2013 yılını yüzde 11.5’lik büyüme ile kapattık, 2014 yılında yüzde 38’lik bir büyüme hedefimiz var. Farklı alanlara da gireceğiz. SGK ödemesi dışında ürünler mesela. Onkoloji ve hematoloji de tedavi edici ürünlerimizin yarattığı yan etkileri gidermek için destek tedavi ürünlerimizi de portföyümüze kattık. Anlaşmasını yaptığımız ürünler de var. Türkiye’de olmayan ürünleri getirmeyi istiyoruz. Ayrıca uluslararası devlerin buradaki ürettim üssü olmak üzere çalışmaları da yürütüyoruz.

-Euro-dolar kurundaki artışlar ilaç sektörüne nasıl etki ediyor? Zaman zaman hayati öneme sahip ilaçların temininde sıkıntı oluyor.

İlaçta devletin sabitlediği bir kur var. Yapılan ithalatlarda Türkiye’de satış fiyatı almak için bu kurdan çevriliyor. Güncel kur her saniye değişiyor. Artışlara bakınca ciddi zarar ortaya çıkıyor. Finansal olarak güçlü olan şirketler buna dayanmaya çalışıyor. Bir çok firma zorluk içine düşüyor. Bir çoğu ithalatı kısıyor, yok durumuna düşen ilaçlar var.
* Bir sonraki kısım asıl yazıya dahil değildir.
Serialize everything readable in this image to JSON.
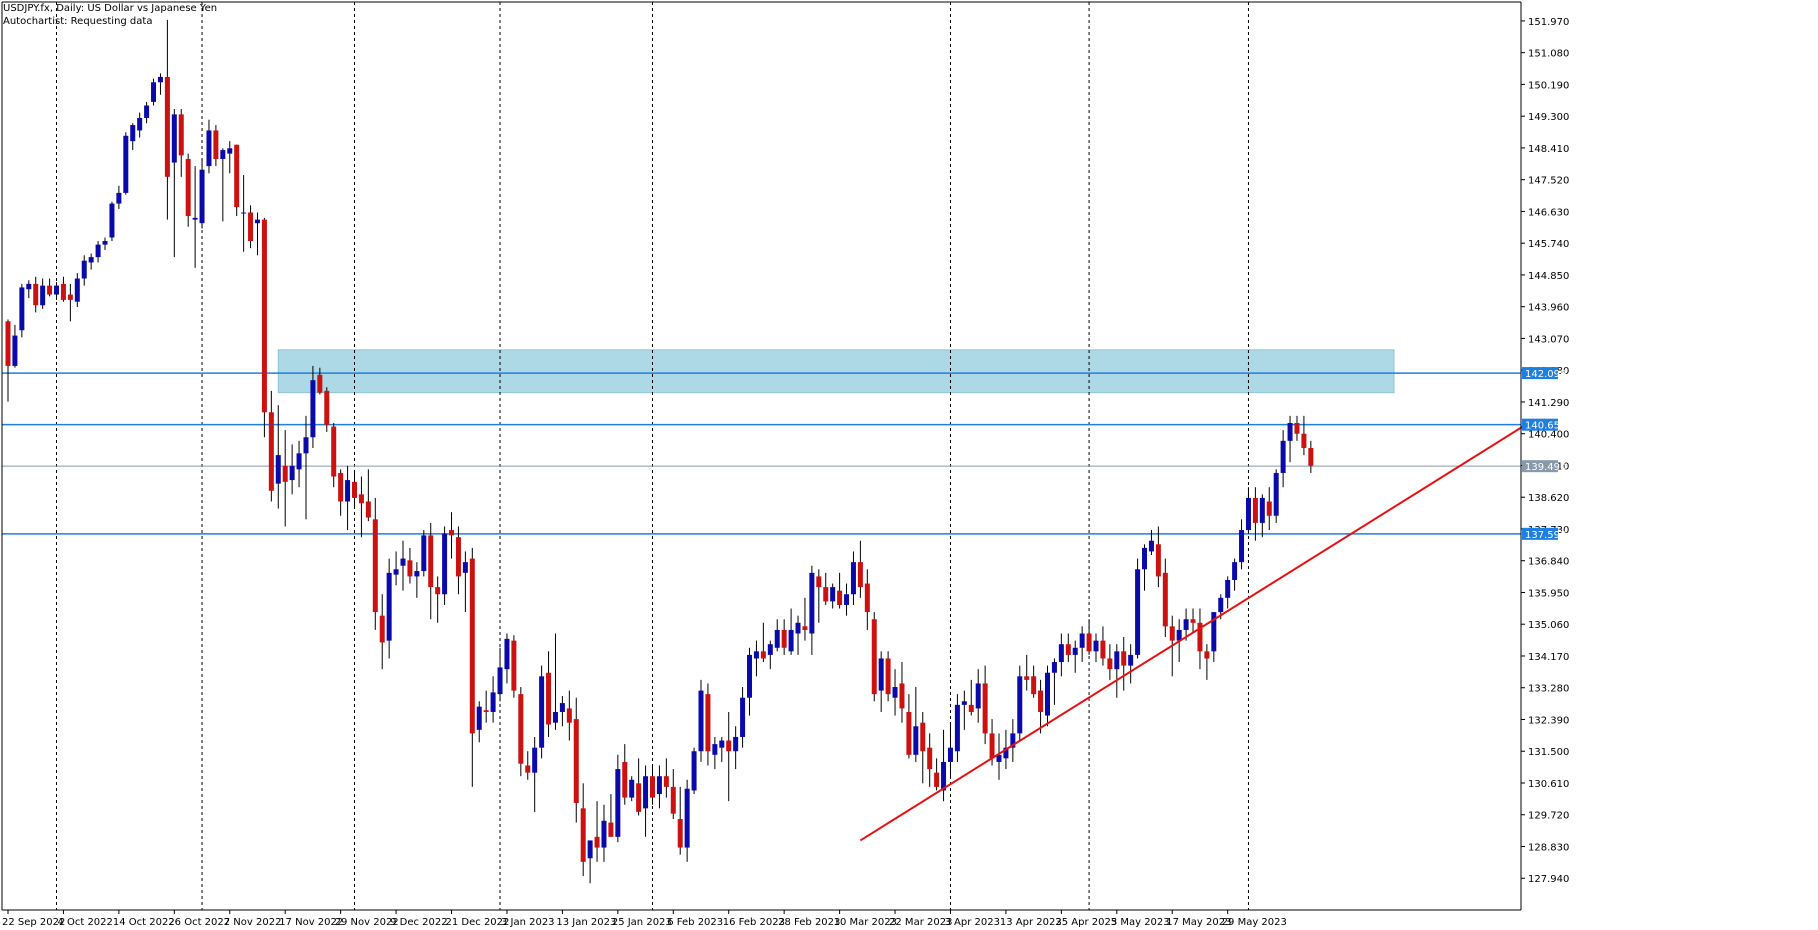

Yurt dışından 10 liraya getirilen ilaç Türkiye’de 8 liraya satılıyor.

75 kişilik Ar-Ge ekibi
 
Tamamı lisans ve lisansüstü eğitime sahip, eczacı, kimyager ve mühendisten oluşan 75 kişilik Ar-Ge ekibi kurduk. Buranın daha sonra bağımsız Ar-Ge merkezi haline gelmesini hedefliyoruz. İsteyen şirketlere de hizmet vermeyi planlıyoruz. Şirketimizin Yönetim Kurulu Başkanı İrfan Koç’un hayalinde ise bir onkoloji hastanesi kurmak var. Bu hedef için henüz erken. Belki önümüzdeki dönemde olabilir. Hatta hastane kurulması için önemli teklifler de aldık. Ama şu an Gebze Organize Sanayi Bölgesi’nde yaptığımız yatırım devam ettiği için hastane projesi şimdilik uzak bir hedef” dedi.
 
Ürettiği ilaçları ihraç edecek
 
Planlarımız da ihracat yapmak da var. 2015 yılında girişimlerimizi ve anlaşmalarımızı tamamlamayı hedefliyoruz. 2016 yılında kendi fabrikamızda üretilecek ürünlerin yaklaşık yüzde 20’sini ihracata ayırmayı planlıyoruz. İhracatta her ülkeye aynı anda girmeyeceğiz.

Öncelikli pazarlarımız arasında Kazakistan, Özbekistan, İran, Irak, Rusya, Arnavutluk, Ukrayna bulunuyor.